Spiegazione: perché il santuario Yasukuni è un controverso simbolo dell'eredità di guerra del Giappone - Febbraio 2023

Ecco alcuni retroscena sul santuario per i caduti in guerra del Giappone e il suo impatto sulle relazioni del paese con la Cina e sia la Corea del Nord che quella del Sud.

Santuario Yasukuni a Tokyo (Wikimedia Commons)

Quasi otto decenni dopo la sconfitta del Giappone nella seconda guerra mondiale, il santuario Yasukuni di Tokyo rimane un potente simbolo della sua eredità bellica in Asia orientale e un focolaio di tensioni regionali.

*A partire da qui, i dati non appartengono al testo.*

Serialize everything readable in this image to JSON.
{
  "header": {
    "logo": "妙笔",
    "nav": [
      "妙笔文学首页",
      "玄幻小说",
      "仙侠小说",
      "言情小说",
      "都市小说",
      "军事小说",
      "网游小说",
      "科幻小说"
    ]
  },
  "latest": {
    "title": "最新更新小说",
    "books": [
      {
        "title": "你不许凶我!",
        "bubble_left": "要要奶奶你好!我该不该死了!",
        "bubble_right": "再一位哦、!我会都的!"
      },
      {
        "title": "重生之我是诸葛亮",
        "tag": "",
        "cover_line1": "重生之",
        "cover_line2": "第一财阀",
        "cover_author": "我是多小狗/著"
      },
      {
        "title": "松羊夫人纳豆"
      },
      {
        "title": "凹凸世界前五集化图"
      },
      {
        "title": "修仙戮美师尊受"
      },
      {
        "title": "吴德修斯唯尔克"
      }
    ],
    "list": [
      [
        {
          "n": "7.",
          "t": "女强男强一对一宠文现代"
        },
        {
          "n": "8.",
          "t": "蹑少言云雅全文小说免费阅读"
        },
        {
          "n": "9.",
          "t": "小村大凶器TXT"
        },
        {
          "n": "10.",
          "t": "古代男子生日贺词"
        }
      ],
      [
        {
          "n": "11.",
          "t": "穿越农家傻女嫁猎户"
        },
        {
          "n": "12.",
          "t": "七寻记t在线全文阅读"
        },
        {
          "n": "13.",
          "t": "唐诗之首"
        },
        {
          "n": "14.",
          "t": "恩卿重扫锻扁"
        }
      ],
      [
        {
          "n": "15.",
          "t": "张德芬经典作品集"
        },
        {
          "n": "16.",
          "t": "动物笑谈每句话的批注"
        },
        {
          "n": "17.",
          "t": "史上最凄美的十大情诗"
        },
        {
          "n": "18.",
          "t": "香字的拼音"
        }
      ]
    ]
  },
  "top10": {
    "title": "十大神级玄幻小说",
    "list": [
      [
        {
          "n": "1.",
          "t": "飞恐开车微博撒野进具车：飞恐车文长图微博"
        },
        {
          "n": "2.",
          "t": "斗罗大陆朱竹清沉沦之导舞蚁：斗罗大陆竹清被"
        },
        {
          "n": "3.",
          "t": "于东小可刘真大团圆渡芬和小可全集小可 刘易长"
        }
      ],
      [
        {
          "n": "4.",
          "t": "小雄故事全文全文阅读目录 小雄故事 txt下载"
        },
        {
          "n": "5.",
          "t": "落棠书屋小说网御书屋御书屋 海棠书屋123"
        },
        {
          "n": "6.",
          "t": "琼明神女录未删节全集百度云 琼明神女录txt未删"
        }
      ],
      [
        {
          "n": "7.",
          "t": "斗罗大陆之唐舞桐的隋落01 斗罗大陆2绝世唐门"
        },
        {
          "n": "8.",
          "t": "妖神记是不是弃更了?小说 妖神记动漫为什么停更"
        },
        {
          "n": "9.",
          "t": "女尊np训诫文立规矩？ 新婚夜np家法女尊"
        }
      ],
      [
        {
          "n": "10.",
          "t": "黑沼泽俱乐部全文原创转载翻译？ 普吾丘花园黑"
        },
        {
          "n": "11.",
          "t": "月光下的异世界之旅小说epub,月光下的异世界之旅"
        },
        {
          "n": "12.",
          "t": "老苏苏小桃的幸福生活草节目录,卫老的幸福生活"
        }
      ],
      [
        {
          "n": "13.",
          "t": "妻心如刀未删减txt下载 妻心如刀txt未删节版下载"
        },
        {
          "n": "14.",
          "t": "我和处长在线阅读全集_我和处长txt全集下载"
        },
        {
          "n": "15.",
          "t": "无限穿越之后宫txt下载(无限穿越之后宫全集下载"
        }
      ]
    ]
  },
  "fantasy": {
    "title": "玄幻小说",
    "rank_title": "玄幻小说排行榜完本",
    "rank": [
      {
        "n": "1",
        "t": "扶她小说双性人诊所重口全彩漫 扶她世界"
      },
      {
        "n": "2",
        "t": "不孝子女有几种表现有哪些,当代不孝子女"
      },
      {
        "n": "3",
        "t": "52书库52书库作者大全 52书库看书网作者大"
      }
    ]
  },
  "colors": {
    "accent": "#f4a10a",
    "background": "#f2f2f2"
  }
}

Ecco alcuni retroscena sul santuario per i caduti in guerra del Giappone e il suo impatto sulle relazioni del paese con la Cina e sia la Corea del Nord che quella del Sud.



Morire per l'imperatore

Fondato nel 1869 in un'enclave urbana verdeggiante, il santuario è dedicato a 2,5 milioni di giapponesi morti nelle guerre a partire dal XIX secolo e inclusa la seconda guerra mondiale.





Finanziato dal governo fino al 1945, Yasukuni - il suo nome formato dall'unione delle parole per pace e paese - era al centro della religione di stato dello shintoismo che mobilitava la popolazione in tempo di guerra per combattere in nome di un imperatore divino.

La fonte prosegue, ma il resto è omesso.